There is one brief, strange moment in 2015 when Russell Brand mattered in mainstream British politics. In the upcoming election, the opposition Labor Party is ahead in the polls against a coalition government that is the definition of establishment-led by an Eton- and Oxford-educated prime minister of David Cameron and his Westminster – and Cambridge-educated deputy, Nick Clegg, now president of global affairs at Meta. So the Labor leader, Ed Miliband, sought the endorsement of Brand, the actor, comedian, and burgeoning online provocateur whose anti-corporatist screed has garnered 9.5 million Twitter followers and 100,000 subscribers on YouTube gives him the appearance of a power player. Miliband got Brand’s endorsement but lost the election.
Since then, Brand’s reach has exploded. His YouTube channel currently has 6.6 million subscribers, his X account over 11 million followers.
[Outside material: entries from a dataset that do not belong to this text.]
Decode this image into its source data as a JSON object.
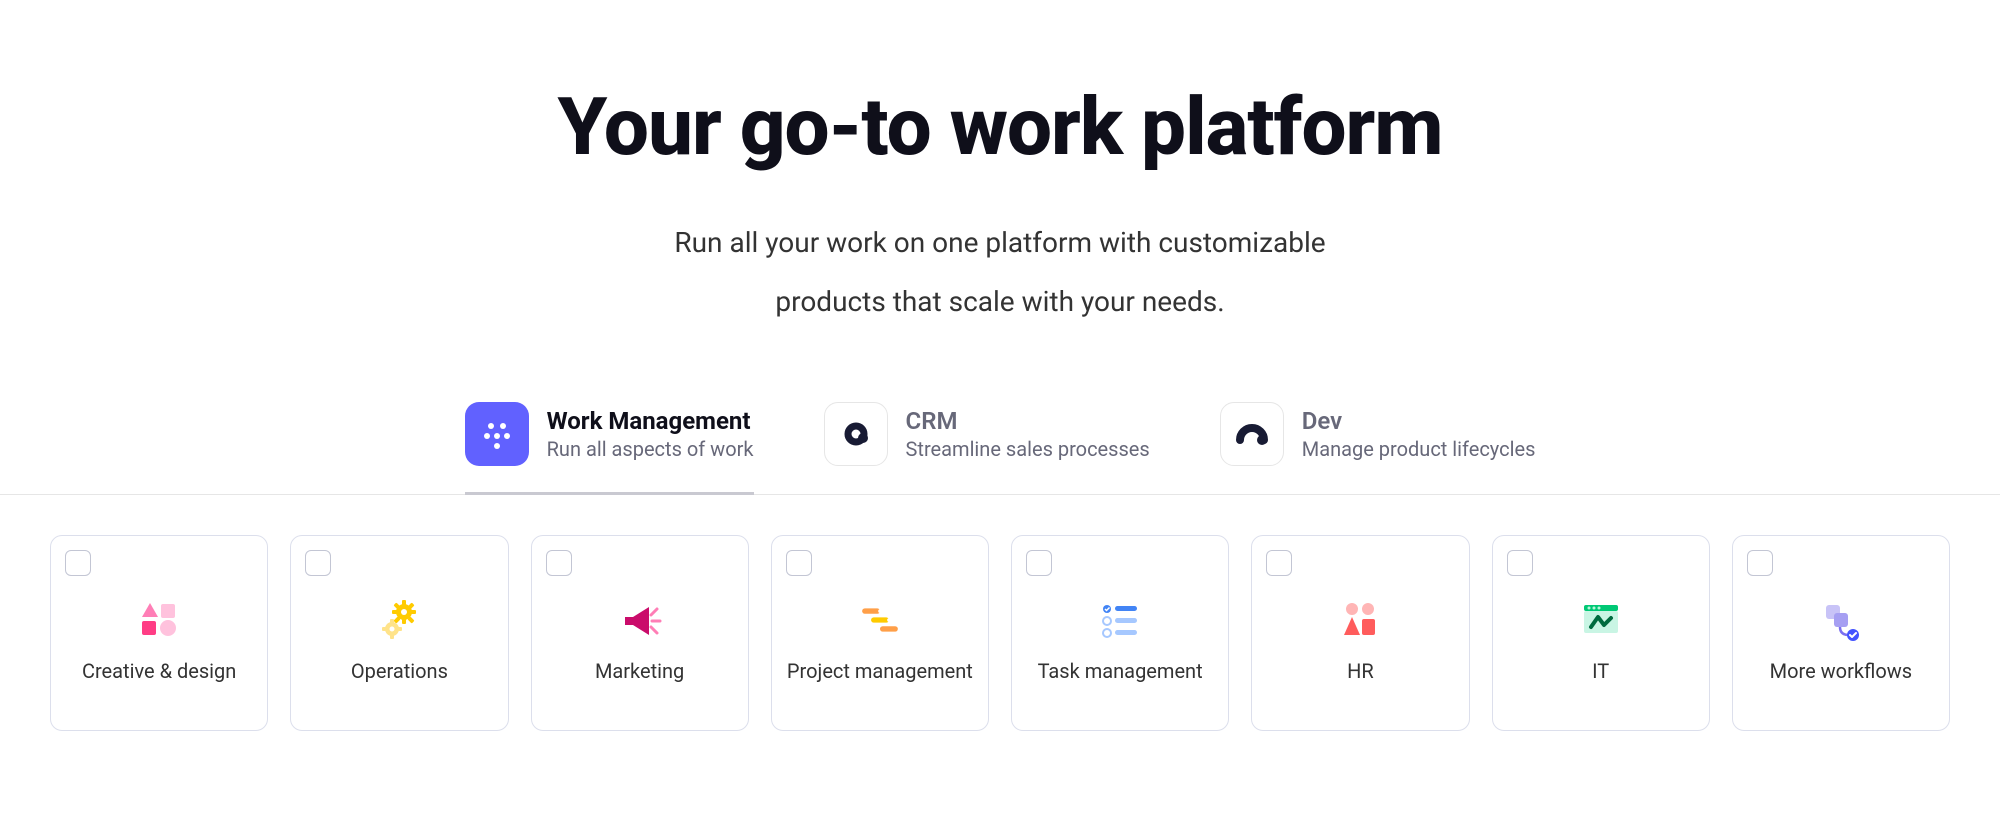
{
  "hero": {
    "title": "Your go-to work platform",
    "subtitle": "Run all your work on one platform with customizable\nproducts that scale with your needs."
  },
  "tabs": [
    {
      "id": "work-management",
      "title": "Work Management",
      "subtitle": "Run all aspects of work",
      "active": true
    },
    {
      "id": "crm",
      "title": "CRM",
      "subtitle": "Streamline sales processes",
      "active": false
    },
    {
      "id": "dev",
      "title": "Dev",
      "subtitle": "Manage product lifecycles",
      "active": false
    }
  ],
  "cards": [
    {
      "id": "creative-design",
      "label": "Creative & design"
    },
    {
      "id": "operations",
      "label": "Operations"
    },
    {
      "id": "marketing",
      "label": "Marketing"
    },
    {
      "id": "project-management",
      "label": "Project management"
    },
    {
      "id": "task-management",
      "label": "Task management"
    },
    {
      "id": "hr",
      "label": "HR"
    },
    {
      "id": "it",
      "label": "IT"
    },
    {
      "id": "more-workflows",
      "label": "More workflows"
    }
  ]
}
But his anti-establishment message has changed, from a broader, almost coherent political response to the fiscal austerity that shaped the UK after the 2008 financial crisis to a series of cults, driven by conspiracy narratives leading to Covid denial, Russian disinformation, and the far-right inspired “Great Reset” theory, combined with the meta-conspiracy that the mainstream—the “elites”—have darker agendas which is based on control.
On Saturday, the UK’s Channel Four aired a one-hour documentary in which several women accused Brand of rape and sexual assault. Before the broadcast, the comedian came out swinging. In a video on his YouTube channel, titled “So, This Is Happening,” Brand not only denied the accusations, but leveled some of his own: “[It] I asked, is there another agenda at play?” he said.
One of Brand’s alleged victims, speaking to the BBC, called his statement “insulting” and “ridiculous.” But within the alt-media, there has been a show of support from figures including Andrew Tate, the misogynist influencer awaiting trial for rape and human trafficking in Romania, Tucker Carlson, the former Fox News anchor, who is now runs a conspiracy-inflected. show on X, and Alex Jones, fined $1.5 billion for lies about school shooting victims. X’s owner, Elon Musk, posted under Brand’s video: “Of course. They don’t like competition”—referring, apparently, to those same dark forces that the comedian was referring to. The friendship between conspiracy theorists, the alt-right, and the “manosphere,” are terribly predictable. Their shared narrative is one of alienation from the mainstream, outsiderdom, and black forces assembling to stop them.” Contrasting day, but with real consequences for people,” said Marc Owen Jones, an expert on disinformation and social media at Hamad bin Khalifa University in Qatar, put it.
It is also their audience strategy and the foundation of their business model. Conspiracy influencers are content producers. Moments that generate intense emotions—even if the content producer is, themselves, the focus of the scandal—are attractive for participation, and they feed the intense economy of the conspiracy business.
Brand’s YouTube channel is a compendium of contemporary bullshit. Covid lockdowns are exercises in social control. The US has “biolabs” in Ukraine; Western support for Ukraine is capitalist imperialism. Central bank digital currencies are the government’s attempts to control your money. Evolving gender norms are causing a “masculinity crisis” and declining fertility. There are the usual crossovers between Brand’s content and the wider conspiracy cinematic universe, with clips on his channels of conspiracy theorist Robert Kennedy Junior, far-right Hungarian president Viktor Orban, and Carlson, who recorded an interview with Brand in August.